One wire ran upstairs to the Over-General’s sleeping quarters and ended, so we were told, in a receiver that hung upon the headboard of his bed. Another stretched, by relay points, to Berlin, and still another ran to the headquarters of the General Staff where the Kaiser was, somewhere down the right wing; and so on and so forth. If war is a business these times instead of a chivalric calling, then surely this was the main office and clearing house of the business.
To our novice eyes the wires seemed snarled—snarled inextricably, hopelessly, eternally—and we said as much, but the ordnance colonel said behind this apparent disorder a most careful and particular orderliness was hidden away. Given an hour’s notice, these busy men who wore those steel vises clamped upon their ears could disconnect the lines, pull down and reel in the wires, pack the batteries and the exchanges, and have the entire outfit loaded upon automobiles for speedy transmission elsewhere. Having seen what I had seen of the German military system, I could not find it in my heart to doubt this. Miracles had already become commonplaces; what might have been epic once was incidental now. I hearkened and believed.
At his command a sergeant plugged in certain stops upon a keyboard and then when the Colonel, taking a hand telephone up from a table, had talked into it in German he passed it into my hands.
“The captain at the other end of the line knows English,” he said. “I’ve just told him you wish to speak with him for a minute.” I pressed the rubber disk to my ear. “Hello!” I said.
“Hello!” came back the thin-strained answer. “This is such and such a trench”—giving the number—“in front of Cerny. What do you want to know?”
“What’s the news there?” I stammered fatuously.
A pleasant little laugh tinkled through the strainer.
“Oh, it’s fairly quiet now,” said the voice. “Yesterday afternoon shrapnel fire rather mussed us up, but to-day nothing has happened. We’re just lying quiet and enjoying the fine weather. We’ve had much rain lately and my men are enjoying the change.”

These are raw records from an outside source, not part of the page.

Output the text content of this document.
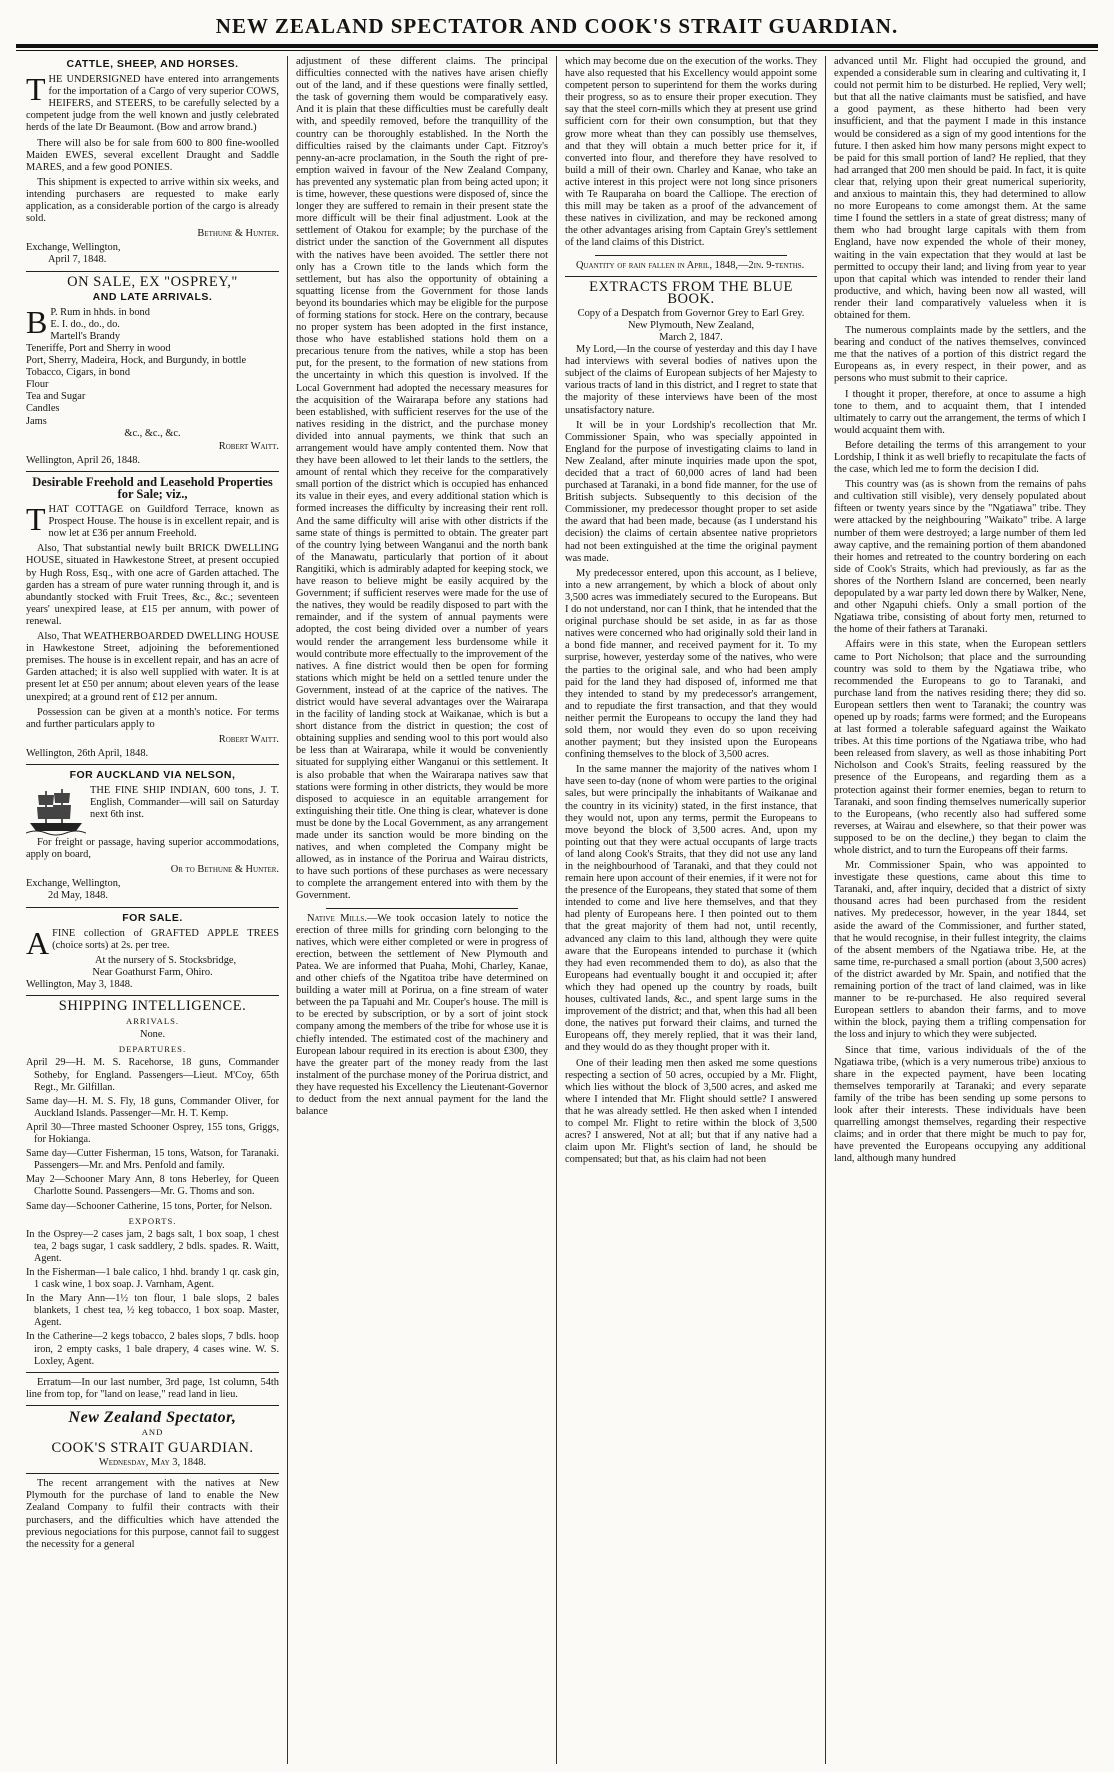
NEW ZEALAND SPECTATOR AND COOK'S STRAIT GUARDIAN.
CATTLE, SHEEP, AND HORSES.

THE UNDERSIGNED have entered into arrangements for the importation of a Cargo of very superior COWS, HEIFERS, and STEERS, to be carefully selected by a competent judge from the well known and justly celebrated herds of the late Dr Beaumont. (Bow and arrow brand.)

There will also be for sale from 600 to 800 fine-woolled Maiden EWES, several excellent Draught and Saddle MARES, and a few good PONIES.

This shipment is expected to arrive within six weeks, and intending purchasers are requested to make early application, as a considerable portion of the cargo is already sold.

Bethune & Hunter.
Exchange, Wellington,
April 7, 1848.
ON SALE, EX "OSPREY,"
AND LATE ARRIVALS.
B P. Rum in hhds. in bond
E. I. do., do., do.
Martell's Brandy
Teneriffe, Port and Sherry in wood
Port, Sherry, Madeira, Hock, and Burgundy, in bottle
Tobacco, Cigars, in bond
Flour
Tea and Sugar
Candles
Jams
&c., &c., &c.
Robert Waitt.
Wellington, April 26, 1848.
Desirable Freehold and Leasehold Properties for Sale; viz.,

THAT COTTAGE on Guildford Terrace, known as Prospect House. The house is in excellent repair, and is now let at £36 per annum Freehold.

Also, That substantial newly built BRICK DWELLING HOUSE, situated in Hawkestone Street, at present occupied by Hugh Ross, Esq., with one acre of Garden attached. The garden has a stream of pure water running through it, and is abundantly stocked with Fruit Trees, &c., &c.; seventeen years' unexpired lease, at £15 per annum, with power of renewal.

Also, That WEATHERBOARDED DWELLING HOUSE in Hawkestone Street, adjoining the beforementioned premises. The house is in excellent repair, and has an acre of Garden attached; it is also well supplied with water. It is at present let at £50 per annum; about eleven years of the lease unexpired; at a ground rent of £12 per annum.

Possession can be given at a month's notice. For terms and further particulars apply to

Robert Waitt.
Wellington, 26th April, 1848.
FOR AUCKLAND VIA NELSON,
THE FINE SHIP INDIAN, 600 tons, J. T. English, Commander—will sail on Saturday next 6th inst.

For freight or passage, having superior accommodations, apply on board,

Or to Bethune & Hunter.
Exchange, Wellington,
2d May, 1848.
FOR SALE.

AFINE collection of GRAFTED APPLE TREES (choice sorts) at 2s. per tree.

At the nursery of S. Stocksbridge,
Near Goathurst Farm, Ohiro.
Wellington, May 3, 1848.
SHIPPING INTELLIGENCE.
ARRIVALS.
None.
DEPARTURES.
April 29—H. M. S. Racehorse, 18 guns, Commander Sotheby, for England. Passengers—Lieut. M'Coy, 65th Regt., Mr. Gilfillan.
Same day—H. M. S. Fly, 18 guns, Commander Oliver, for Auckland Islands. Passenger—Mr. H. T. Kemp.
April 30—Three masted Schooner Osprey, 155 tons, Griggs, for Hokianga.
Same day—Cutter Fisherman, 15 tons, Watson, for Taranaki. Passengers—Mr. and Mrs. Penfold and family.
May 2—Schooner Mary Ann, 8 tons Heberley, for Queen Charlotte Sound. Passengers—Mr. G. Thoms and son.
Same day—Schooner Catherine, 15 tons, Porter, for Nelson.
EXPORTS.
In the Osprey—2 cases jam, 2 bags salt, 1 box soap, 1 chest tea, 2 bags sugar, 1 cask saddlery, 2 bdls. spades. R. Waitt, Agent.
In the Fisherman—1 bale calico, 1 hhd. brandy 1 qr. cask gin, 1 cask wine, 1 box soap. J. Varnham, Agent.
In the Mary Ann—1½ ton flour, 1 bale slops, 2 bales blankets, 1 chest tea, ½ keg tobacco, 1 box soap. Master, Agent.
In the Catherine—2 kegs tobacco, 2 bales slops, 7 bdls. hoop iron, 2 empty casks, 1 bale drapery, 4 cases wine. W. S. Loxley, Agent.

Erratum—In our last number, 3rd page, 1st column, 54th line from top, for "land on lease," read land in lieu.

New Zealand Spectator,
AND
COOK'S STRAIT GUARDIAN.
Wednesday, May 3, 1848.

The recent arrangement with the natives at New Plymouth for the purchase of land to enable the New Zealand Company to fulfil their contracts with their purchasers, and the difficulties which have attended the previous negociations for this purpose, cannot fail to suggest the necessity for a general

adjustment of these different claims. The principal difficulties connected with the natives have arisen chiefly out of the land, and if these questions were finally settled, the task of governing them would be comparatively easy. And it is plain that these difficulties must be carefully dealt with, and speedily removed, before the tranquillity of the country can be thoroughly established. In the North the difficulties raised by the claimants under Capt. Fitzroy's penny-an-acre proclamation, in the South the right of pre-emption waived in favour of the New Zealand Company, has prevented any systematic plan from being acted upon; it is time, however, these questions were disposed of, since the longer they are suffered to remain in their present state the more difficult will be their final adjustment. Look at the settlement of Otakou for example; by the purchase of the district under the sanction of the Government all disputes with the natives have been avoided. The settler there not only has a Crown title to the lands which form the settlement, but has also the opportunity of obtaining a squatting license from the Government for those lands beyond its boundaries which may be eligible for the purpose of forming stations for stock. Here on the contrary, because no proper system has been adopted in the first instance, those who have established stations hold them on a precarious tenure from the natives, while a stop has been put, for the present, to the formation of new stations from the uncertainty in which this question is involved. If the Local Government had adopted the necessary measures for the acquisition of the Wairarapa before any stations had been established, with sufficient reserves for the use of the natives residing in the district, and the purchase money divided into annual payments, we think that such an arrangement would have amply contented them. Now that they have been allowed to let their lands to the settlers, the amount of rental which they receive for the comparatively small portion of the district which is occupied has enhanced its value in their eyes, and every additional station which is formed increases the difficulty by increasing their rent roll. And the same difficulty will arise with other districts if the same state of things is permitted to obtain. The greater part of the country lying between Wanganui and the north bank of the Manawatu, particularly that portion of it about Rangitiki, which is admirably adapted for keeping stock, we have reason to believe might be easily acquired by the Government; if sufficient reserves were made for the use of the natives, they would be readily disposed to part with the remainder, and if the system of annual payments were adopted, the cost being divided over a number of years would render the arrangement less burdensome while it would contribute more effectually to the improvement of the natives. A fine district would then be open for forming stations which might be held on a settled tenure under the Government, instead of at the caprice of the natives. The district would have several advantages over the Wairarapa in the facility of landing stock at Waikanae, which is but a short distance from the district in question; the cost of obtaining supplies and sending wool to this port would also be less than at Wairarapa, while it would be conveniently situated for supplying either Wanganui or this settlement. It is also probable that when the Wairarapa natives saw that stations were forming in other districts, they would be more disposed to acquiesce in an equitable arrangement for extinguishing their title. One thing is clear, whatever is done must be done by the Local Government, as any arrangement made under its sanction would be more binding on the natives, and when completed the Company might be allowed, as in instance of the Porirua and Wairau districts, to have such portions of these purchases as were necessary to complete the arrangement entered into with them by the Government.

Native Mills.—We took occasion lately to notice the erection of three mills for grinding corn belonging to the natives, which were either completed or were in progress of erection, between the settlement of New Plymouth and Patea. We are informed that Puaha, Mohi, Charley, Kanae, and other chiefs of the Ngatitoa tribe have determined on building a water mill at Porirua, on a fine stream of water between the pa Tapuahi and Mr. Couper's house. The mill is to be erected by subscription, or by a sort of joint stock company among the members of the tribe for whose use it is chiefly intended. The estimated cost of the machinery and European labour required in its erection is about £300, they have the greater part of the money ready from the last instalment of the purchase money of the Porirua district, and they have requested his Excellency the Lieutenant-Governor to deduct from the next annual payment for the land the balance

which may become due on the execution of the works. They have also requested that his Excellency would appoint some competent person to superintend for them the works during their progress, so as to ensure their proper execution. They say that the steel corn-mills which they at present use grind sufficient corn for their own consumption, but that they grow more wheat than they can possibly use themselves, and that they will obtain a much better price for it, if converted into flour, and therefore they have resolved to build a mill of their own. Charley and Kanae, who take an active interest in this project were not long since prisoners with Te Rauparaha on board the Calliope. The erection of this mill may be taken as a proof of the advancement of these natives in civilization, and may be reckoned among the other advantages arising from Captain Grey's settlement of the land claims of this District.

Quantity of rain fallen in April, 1848,—2in. 9-tenths.

EXTRACTS FROM THE BLUE BOOK.
Copy of a Despatch from Governor Grey to Earl Grey.
New Plymouth, New Zealand,
March 2, 1847.

My Lord,—In the course of yesterday and this day I have had interviews with several bodies of natives upon the subject of the claims of European subjects of her Majesty to various tracts of land in this district, and I regret to state that the majority of these interviews have been of the most unsatisfactory nature.

It will be in your Lordship's recollection that Mr. Commissioner Spain, who was specially appointed in England for the purpose of investigating claims to land in New Zealand, after minute inquiries made upon the spot, decided that a tract of 60,000 acres of land had been purchased at Taranaki, in a bond fide manner, for the use of British subjects. Subsequently to this decision of the Commissioner, my predecessor thought proper to set aside the award that had been made, because (as I understand his decision) the claims of certain absentee native proprietors had not been extinguished at the time the original payment was made.

My predecessor entered, upon this account, as I believe, into a new arrangement, by which a block of about only 3,500 acres was immediately secured to the Europeans. But I do not understand, nor can I think, that he intended that the original purchase should be set aside, in as far as those natives were concerned who had originally sold their land in a bond fide manner, and received payment for it. To my surprise, however, yesterday some of the natives, who were the parties to the original sale, and who had been amply paid for the land they had disposed of, informed me that they intended to stand by my predecessor's arrangement, and to repudiate the first transaction, and that they would neither permit the Europeans to occupy the land they had sold them, nor would they even do so upon receiving another payment; but they insisted upon the Europeans confining themselves to the block of 3,500 acres.

In the same manner the majority of the natives whom I have seen to-day (none of whom were parties to the original sales, but were principally the inhabitants of Waikanae and the country in its vicinity) stated, in the first instance, that they would not, upon any terms, permit the Europeans to move beyond the block of 3,500 acres. And, upon my pointing out that they were actual occupants of large tracts of land along Cook's Straits, that they did not use any land in the neighbourhood of Taranaki, and that they could not remain here upon account of their enemies, if it were not for the presence of the Europeans, they stated that some of them intended to come and live here themselves, and that they had plenty of Europeans here. I then pointed out to them that the great majority of them had not, until recently, advanced any claim to this land, although they were quite aware that the Europeans intended to purchase it (which they had even recommended them to do), as also that the Europeans had eventually bought it and occupied it; after which they had opened up the country by roads, built houses, cultivated lands, &c., and spent large sums in the improvement of the district; and that, when this had all been done, the natives put forward their claims, and turned the Europeans off, they merely replied, that it was their land, and they would do as they thought proper with it.

One of their leading men then asked me some questions respecting a section of 50 acres, occupied by a Mr. Flight, which lies without the block of 3,500 acres, and asked me where I intended that Mr. Flight should settle? I answered that he was already settled. He then asked when I intended to compel Mr. Flight to retire within the block of 3,500 acres? I answered, Not at all; but that if any native had a claim upon Mr. Flight's section of land, he should be compensated; but that, as his claim had not been

advanced until Mr. Flight had occupied the ground, and expended a considerable sum in clearing and cultivating it, I could not permit him to be disturbed. He replied, Very well; but that all the native claimants must be satisfied, and have a good payment, as these hitherto had been very insufficient, and that the payment I made in this instance would be considered as a sign of my good intentions for the future. I then asked him how many persons might expect to be paid for this small portion of land? He replied, that they had arranged that 200 men should be paid. In fact, it is quite clear that, relying upon their great numerical superiority, and anxious to maintain this, they had determined to allow no more Europeans to come amongst them. At the same time I found the settlers in a state of great distress; many of them who had brought large capitals with them from England, have now expended the whole of their money, waiting in the vain expectation that they would at last be permitted to occupy their land; and living from year to year upon that capital which was intended to render their land productive, and which, having been now all wasted, will render their land comparatively valueless when it is obtained for them.

The numerous complaints made by the settlers, and the bearing and conduct of the natives themselves, convinced me that the natives of a portion of this district regard the Europeans as, in every respect, in their power, and as persons who must submit to their caprice.

I thought it proper, therefore, at once to assume a high tone to them, and to acquaint them, that I intended ultimately to carry out the arrangement, the terms of which I would acquaint them with.

Before detailing the terms of this arrangement to your Lordship, I think it as well briefly to recapitulate the facts of the case, which led me to form the decision I did.

This country was (as is shown from the remains of pahs and cultivation still visible), very densely populated about fifteen or twenty years since by the "Ngatiawa" tribe. They were attacked by the neighbouring "Waikato" tribe. A large number of them were destroyed; a large number of them led away captive, and the remaining portion of them abandoned their homes and retreated to the country bordering on each side of Cook's Straits, which had previously, as far as the shores of the Northern Island are concerned, been nearly depopulated by a war party led down there by Walker, Nene, and other Ngapuhi chiefs. Only a small portion of the Ngatiawa tribe, consisting of about forty men, returned to the home of their fathers at Taranaki.

Affairs were in this state, when the European settlers came to Port Nicholson; that place and the surrounding country was sold to them by the Ngatiawa tribe, who recommended the Europeans to go to Taranaki, and purchase land from the natives residing there; they did so. European settlers then went to Taranaki; the country was opened up by roads; farms were formed; and the Europeans at last formed a tolerable safeguard against the Waikato tribes. At this time portions of the Ngatiawa tribe, who had been released from slavery, as well as those inhabiting Port Nicholson and Cook's Straits, feeling reassured by the presence of the Europeans, and regarding them as a protection against their former enemies, began to return to Taranaki, and soon finding themselves numerically superior to the Europeans, (who recently also had suffered some reverses, at Wairau and elsewhere, so that their power was supposed to be on the decline,) they began to claim the whole district, and to turn the Europeans off their farms.

Mr. Commissioner Spain, who was appointed to investigate these questions, came about this time to Taranaki, and, after inquiry, decided that a district of sixty thousand acres had been purchased from the resident natives. My predecessor, however, in the year 1844, set aside the award of the Commissioner, and further stated, that he would recognise, in their fullest integrity, the claims of the absent members of the Ngatiawa tribe. He, at the same time, re-purchased a small portion (about 3,500 acres) of the district awarded by Mr. Spain, and notified that the remaining portion of the tract of land claimed, was in like manner to be re-purchased. He also required several European settlers to abandon their farms, and to move within the block, paying them a trifling compensation for the loss and injury to which they were subjected.

Since that time, various individuals of the of the Ngatiawa tribe, (which is a very numerous tribe) anxious to share in the expected payment, have been locating themselves temporarily at Taranaki; and every separate family of the tribe has been sending up some persons to look after their interests. These individuals have been quarrelling amongst themselves, regarding their respective claims; and in order that there might be much to pay for, have prevented the Europeans occupying any additional land, although many hundred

So that was all the talk I had with a man who had for weeks been living in a hole in the ground with a ditch for an exercise ground and the brilliant prospects of a violent death for his hourly and daily entertainment. Afterward when it was too late I thought of a number of leading questions which I should have put to that captain. Undoubtedly there was a good story in him could you get it out.